Wiles, the daughter of NFL broadcast legend Pat Summerall, is one of Trump’s longest-serving advisers. She became the architect of his 2016 victory in Florida, where she had worked as a political operative for decades. Two years later, she took over the flailing gubernatorial campaign of Trump’s handpicked candidate in Florida, Ron DeSantis, and steered him to a razor-thin win.
However, a public falling-out with DeSantis in 2019 resulted in a brief exodus from Trump’s orbit as well. Trump later enlisted her expertise to right his reelection effort in Florida, where he was victorious again in 2020 despite losing the election to Democrat Joe Biden.
Wiles remained close to Trump as he drifted through his post-presidency, eventually finding herself as the de facto leader of his political operation while he laid the groundwork for a comeback. By mid-2022, it became clear that the former president’s attempts to regain power would run into an ascending DeSantis, and Trump and Wiles bonded over the opportunity to squash the political aspirations of their one-time ally. It was Wiles who stocked Trump’s political operation with other Florida operatives spurned by DeSantis in what was jokingly referred to internally as the “2024 revenge tour.”
LaCivita entered the fold as Trump launched his third campaign in November 2022. A longtime political operative, LaCivita was best known as the mastermind behind the negative “swift boat” ads that challenged 2004 Democratic presidential nominee John Kerry’s Vietnam War service.
Together, Wiles and LaCivita navigated Trump’s campaign through a Republican primary with relative ease, defeating a diverse field of candidates who failed to coalesce anti-Trump forces in the GOP or convince a majority of Republican voters to move on from the former president. As Trump’s mounting legal troubles threatened to derail his third White House bid, Wiles and LaCivita turned the felony indictments into a fundraising cash cow while galvanizing the GOP base around the former president.
Along the way, the two earned praise from Republican insiders for turning Trump’s political operation – a rudderless organization full of interloppers during his first two presidential campaigns – into a more professionalized and drama-free campaign. They consolidated power, too, seizing control of the Republican National Committee, tearing up the party’s 2024 organizing plans and rewriting the GOP’s platform into a list of Trump-approved slogans.

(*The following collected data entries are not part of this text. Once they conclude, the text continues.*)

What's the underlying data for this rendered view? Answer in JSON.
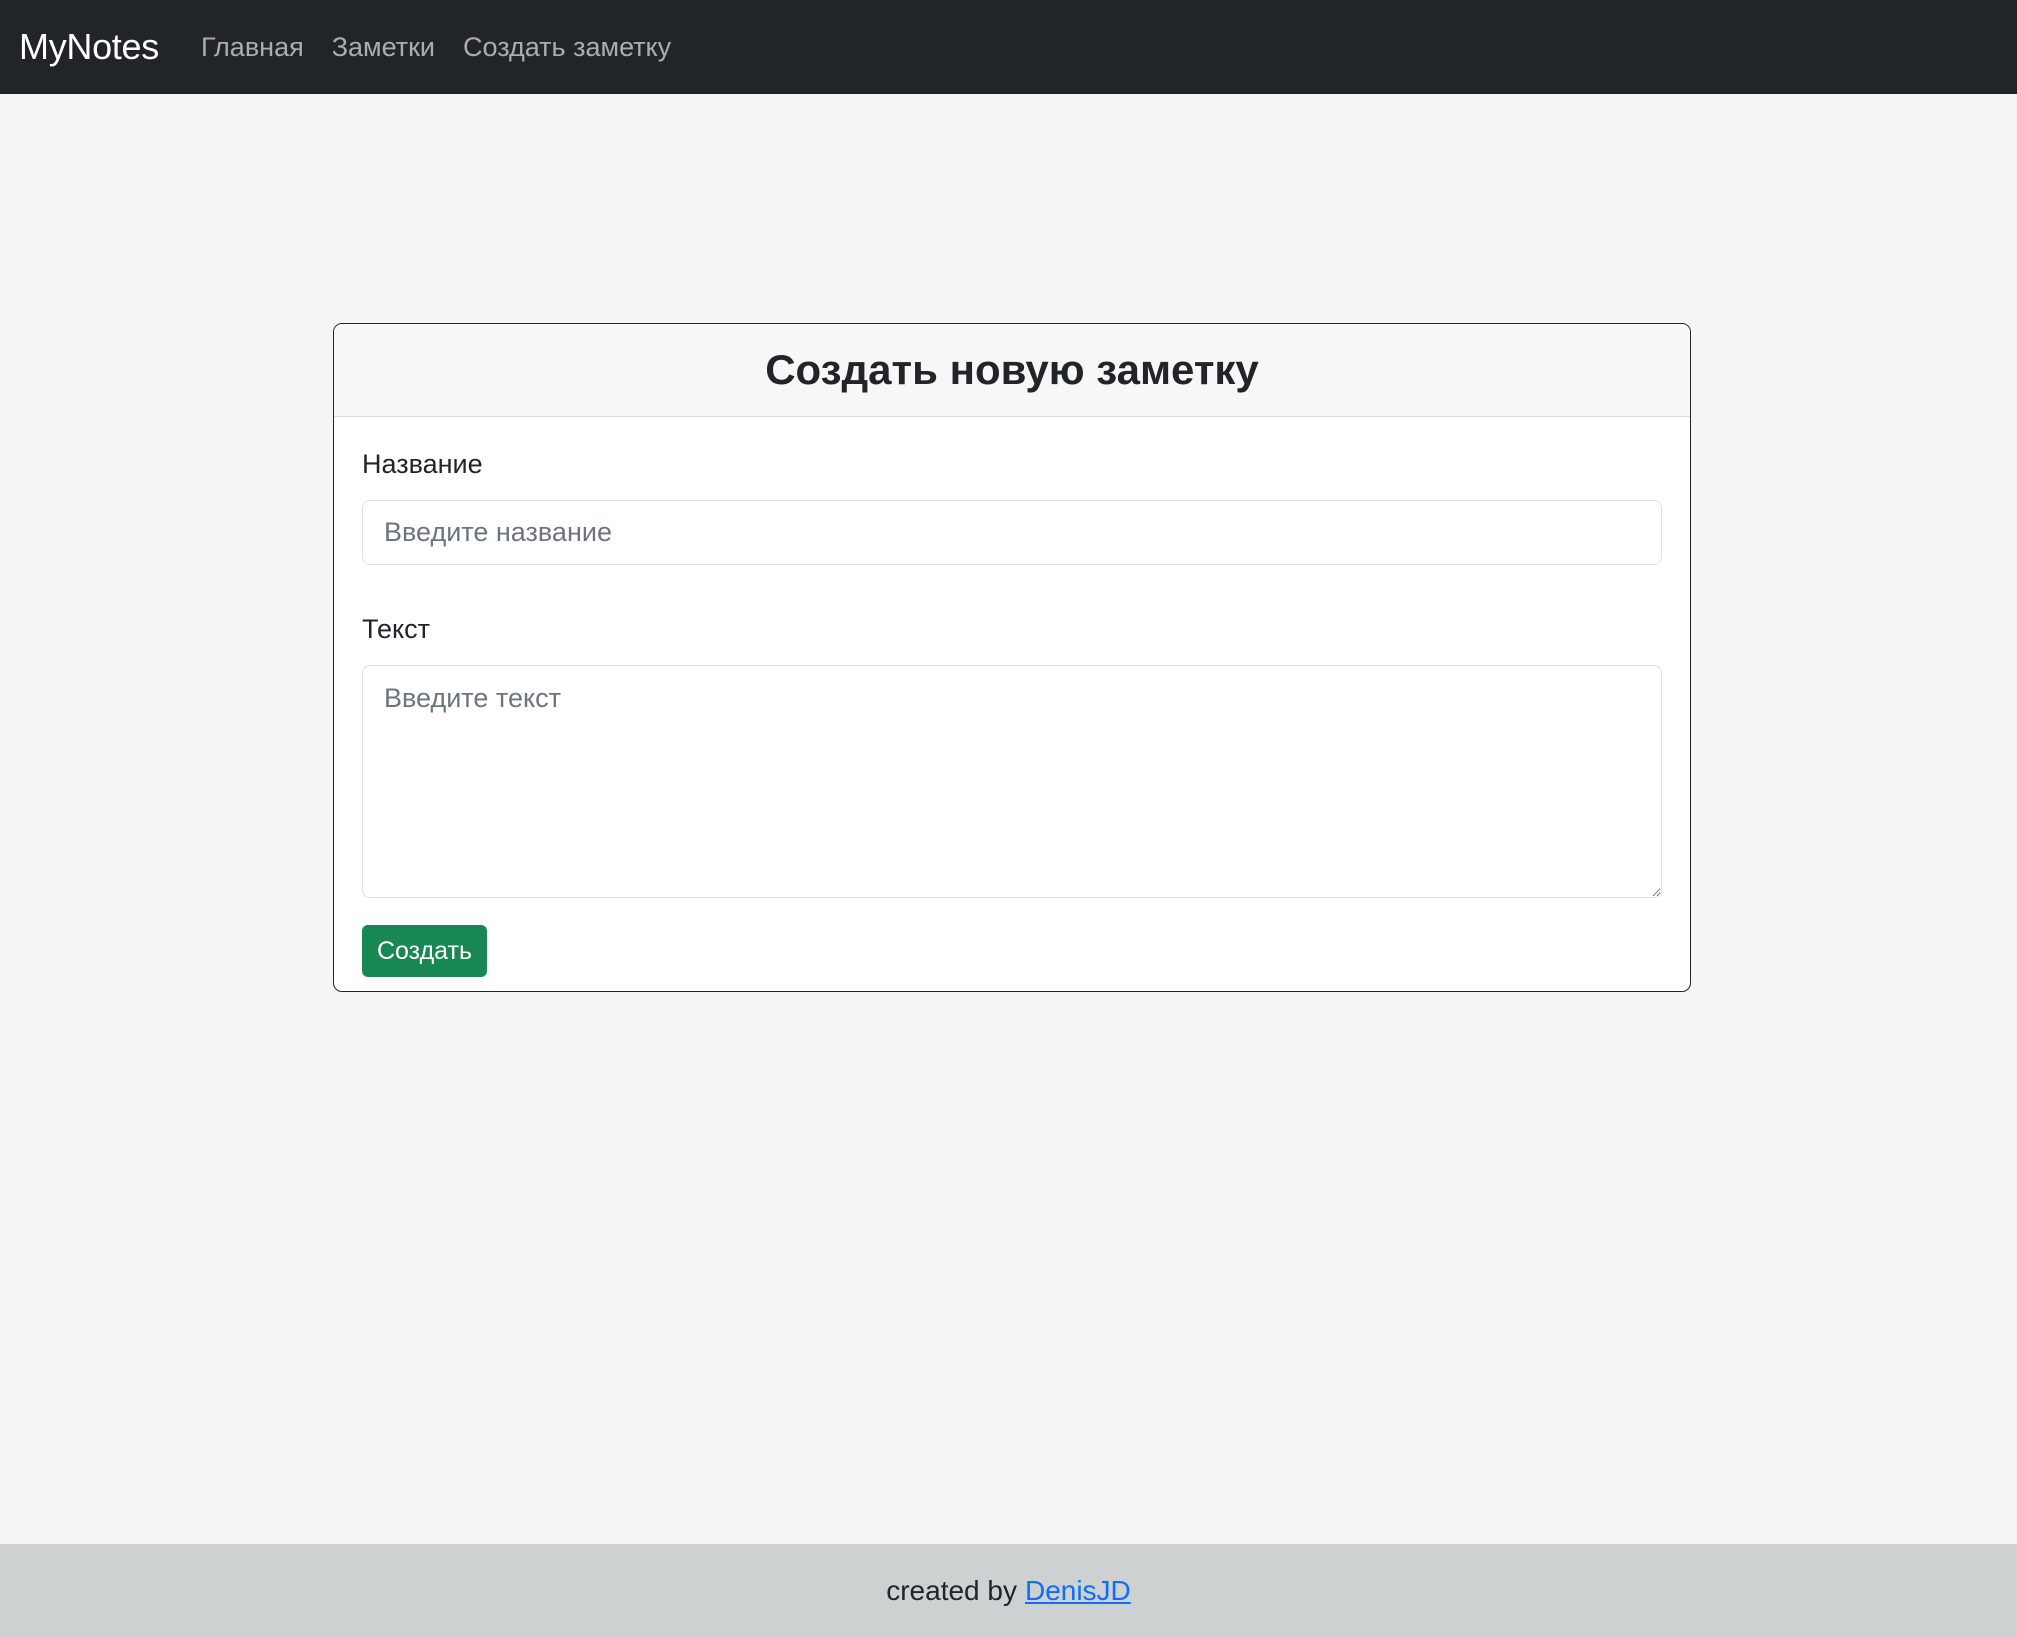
{
  "navbar": {
    "brand": "MyNotes",
    "links": [
      {
        "label": "Главная"
      },
      {
        "label": "Заметки"
      },
      {
        "label": "Создать заметку"
      }
    ]
  },
  "card": {
    "title": "Создать новую заметку",
    "title_field": {
      "label": "Название",
      "placeholder": "Введите название",
      "value": ""
    },
    "text_field": {
      "label": "Текст",
      "placeholder": "Введите текст",
      "value": ""
    },
    "submit_label": "Создать"
  },
  "footer": {
    "prefix": "created by",
    "author": "DenisJD"
  },
  "colors": {
    "navbar_bg": "#212529",
    "page_bg": "#f4f5f4",
    "button_bg": "#198754",
    "link": "#0d6efd",
    "footer_bg": "#cdd1d2"
  }
}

They became the subject of lengthy news profiles, where they were described as the Trump tamers who managed to keep their candidate in line, unlike any previous advisers. After following LaCivita and Wiles around for months, journalist Tim Alberta described them in the Atlantic as “two of America’s most feared political operatives” who had managed to turn Trump’s chaotic political operation into a shrewd, well-funded machine and who believed a blowout electoral college victory was within grasp.

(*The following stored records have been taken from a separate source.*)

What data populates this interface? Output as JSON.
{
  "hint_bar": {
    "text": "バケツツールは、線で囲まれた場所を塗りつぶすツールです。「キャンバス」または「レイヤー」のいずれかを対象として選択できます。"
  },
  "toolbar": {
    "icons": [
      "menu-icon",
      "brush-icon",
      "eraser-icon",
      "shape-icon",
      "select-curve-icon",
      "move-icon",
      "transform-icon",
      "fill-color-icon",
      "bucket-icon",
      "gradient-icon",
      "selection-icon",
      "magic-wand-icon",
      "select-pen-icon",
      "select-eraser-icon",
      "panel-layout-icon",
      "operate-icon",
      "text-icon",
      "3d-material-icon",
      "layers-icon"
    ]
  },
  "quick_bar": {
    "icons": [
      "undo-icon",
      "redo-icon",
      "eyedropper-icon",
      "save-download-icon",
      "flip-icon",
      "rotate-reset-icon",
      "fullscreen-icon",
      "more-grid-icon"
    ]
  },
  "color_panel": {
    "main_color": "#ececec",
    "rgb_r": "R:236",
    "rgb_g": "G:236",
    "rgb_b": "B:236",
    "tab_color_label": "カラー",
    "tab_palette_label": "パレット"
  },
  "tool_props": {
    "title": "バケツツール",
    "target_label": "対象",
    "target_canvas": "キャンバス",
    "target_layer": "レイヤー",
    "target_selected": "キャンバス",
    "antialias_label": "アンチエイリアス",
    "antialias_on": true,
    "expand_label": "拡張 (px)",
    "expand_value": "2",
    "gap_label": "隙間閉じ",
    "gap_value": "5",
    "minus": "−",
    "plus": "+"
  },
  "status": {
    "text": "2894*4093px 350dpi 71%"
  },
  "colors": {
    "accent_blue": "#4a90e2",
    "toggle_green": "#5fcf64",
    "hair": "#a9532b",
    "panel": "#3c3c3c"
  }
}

Signs of discord emerged in recent weeks, though, as Trump struggled to recover from the whiplash induced by an unprecedented stretch in the campaign. The assassination attempt on Trump that united the GOP was followed by an abrupt change of opponent that has divided Republicans over how best to respond to their changing political fortunes.
As the public and private angst has intensified, Wiles and LaCivita have become targets of far-right supporters of Trump. LaCivita especially has faced vitriol from the fringes of Trump’s movement, who have resurfaced past remarks critical of the former president. Nick Fuentes, a Holocaust denier who controversially dined with Trump in 2022, has called for LaCivita’s ouster through his organization, America First Foundation.
“Donald Trump’s 2024 campaign, under the direction of senior advisor Chris LaCivita, is now on a path for defeat this November,” an anti-LaCivita website published by the group says. “Let the Trump Campaign know that it’s time to #FireLaCivita.”
This story has been updated with additional information.